Background: Commonly occurring genetic variants in CYP2C9 are known to reduce catalytic activity and are associated with enhanced patient sensitivity to warfarin. Interethnic differences in warfarin dose requirement have been described in the Asian population, and we postulate that this could be related to genetic variants of CYP2C9 that are unique to ethnic groups.
Methods: We prospectively genotyped 125 patients who were receiving a stable daily warfarin dose to maintain international normalized ratio values between 2 and 3 through comprehensive sequencing of the promoter and coding regions of the CYP2C9 gene.

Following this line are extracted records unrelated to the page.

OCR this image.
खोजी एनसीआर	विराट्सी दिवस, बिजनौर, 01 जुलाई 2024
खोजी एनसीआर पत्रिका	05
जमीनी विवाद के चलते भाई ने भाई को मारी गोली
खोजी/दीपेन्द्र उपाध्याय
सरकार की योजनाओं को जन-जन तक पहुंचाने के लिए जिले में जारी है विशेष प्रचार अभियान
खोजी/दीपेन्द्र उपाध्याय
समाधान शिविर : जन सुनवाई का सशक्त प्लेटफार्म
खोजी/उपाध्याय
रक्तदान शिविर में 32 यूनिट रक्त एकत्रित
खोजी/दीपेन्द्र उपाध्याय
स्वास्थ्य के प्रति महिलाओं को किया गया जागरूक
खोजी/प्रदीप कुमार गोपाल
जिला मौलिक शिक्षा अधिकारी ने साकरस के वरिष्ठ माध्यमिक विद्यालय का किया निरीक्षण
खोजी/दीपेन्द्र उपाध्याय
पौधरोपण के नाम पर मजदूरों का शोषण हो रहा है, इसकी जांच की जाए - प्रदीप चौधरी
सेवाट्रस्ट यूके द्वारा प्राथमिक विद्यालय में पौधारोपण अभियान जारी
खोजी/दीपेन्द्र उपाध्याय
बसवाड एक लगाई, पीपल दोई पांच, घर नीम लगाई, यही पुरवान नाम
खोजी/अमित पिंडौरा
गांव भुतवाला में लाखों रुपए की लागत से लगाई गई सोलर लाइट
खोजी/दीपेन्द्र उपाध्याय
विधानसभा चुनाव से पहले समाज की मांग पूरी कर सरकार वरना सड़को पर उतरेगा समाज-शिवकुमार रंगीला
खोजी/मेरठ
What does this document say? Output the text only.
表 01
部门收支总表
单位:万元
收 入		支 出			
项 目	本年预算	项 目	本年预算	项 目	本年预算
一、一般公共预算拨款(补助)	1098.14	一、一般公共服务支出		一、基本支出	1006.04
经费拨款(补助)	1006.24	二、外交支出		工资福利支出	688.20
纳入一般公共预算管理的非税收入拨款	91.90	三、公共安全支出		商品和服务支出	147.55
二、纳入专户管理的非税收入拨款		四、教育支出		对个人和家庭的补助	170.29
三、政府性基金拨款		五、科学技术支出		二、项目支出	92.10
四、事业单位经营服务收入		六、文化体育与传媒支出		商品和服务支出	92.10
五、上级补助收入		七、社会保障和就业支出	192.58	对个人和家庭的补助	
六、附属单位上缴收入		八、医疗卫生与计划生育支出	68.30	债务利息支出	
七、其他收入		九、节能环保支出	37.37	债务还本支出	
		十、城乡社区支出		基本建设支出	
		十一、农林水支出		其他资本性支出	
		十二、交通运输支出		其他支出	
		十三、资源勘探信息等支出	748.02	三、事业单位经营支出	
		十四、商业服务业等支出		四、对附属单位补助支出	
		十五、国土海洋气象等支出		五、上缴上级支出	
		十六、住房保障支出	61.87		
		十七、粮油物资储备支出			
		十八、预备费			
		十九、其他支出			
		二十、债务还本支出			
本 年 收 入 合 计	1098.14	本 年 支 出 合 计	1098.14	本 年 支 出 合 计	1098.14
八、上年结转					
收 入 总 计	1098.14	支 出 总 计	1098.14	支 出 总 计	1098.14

Results: The mean weight-adjusted warfarin maintenance dose was significantly lower for Malay and Chinese subjects than Indian subjects ( P <.001 and.014, respectively). Warfarin dose negatively correlated with age (r = -0.4, P <.001) but not with sex. Multiple variants were detected in the promoter, exonic, intronic, and 3'-untranslated regions of CYP2C9, of which 16 were novel, including 7 nonsynonymous exonic variants ( 208G>C, 374G>A, 485C>A, 895A>G, 1144C>T, 1190A>C, and 1362G>C ). CYP2C9*3, but not CYP2C9*2, was found in Chinese and Malay patients, and carriers of the CYP2C9*3 variant in Chinese ( P <.01) and Indian ( P <.01) patients, but not Malay patients ( P =.77), required less warfarin. The influence of the novel exonic variants on warfarin dose requirement was unclear, because they were rare, but the lower warfarin dose requirement for Chinese and Malay patients existed despite omission of individuals with any coding region variants from analysis.
Conclusions: Interethnic differences in warfarin dosing in Asian subjects may result from other genetic, dietary, or environmental influences; however, these novel variants in the gene warrant further characterization through functional studies.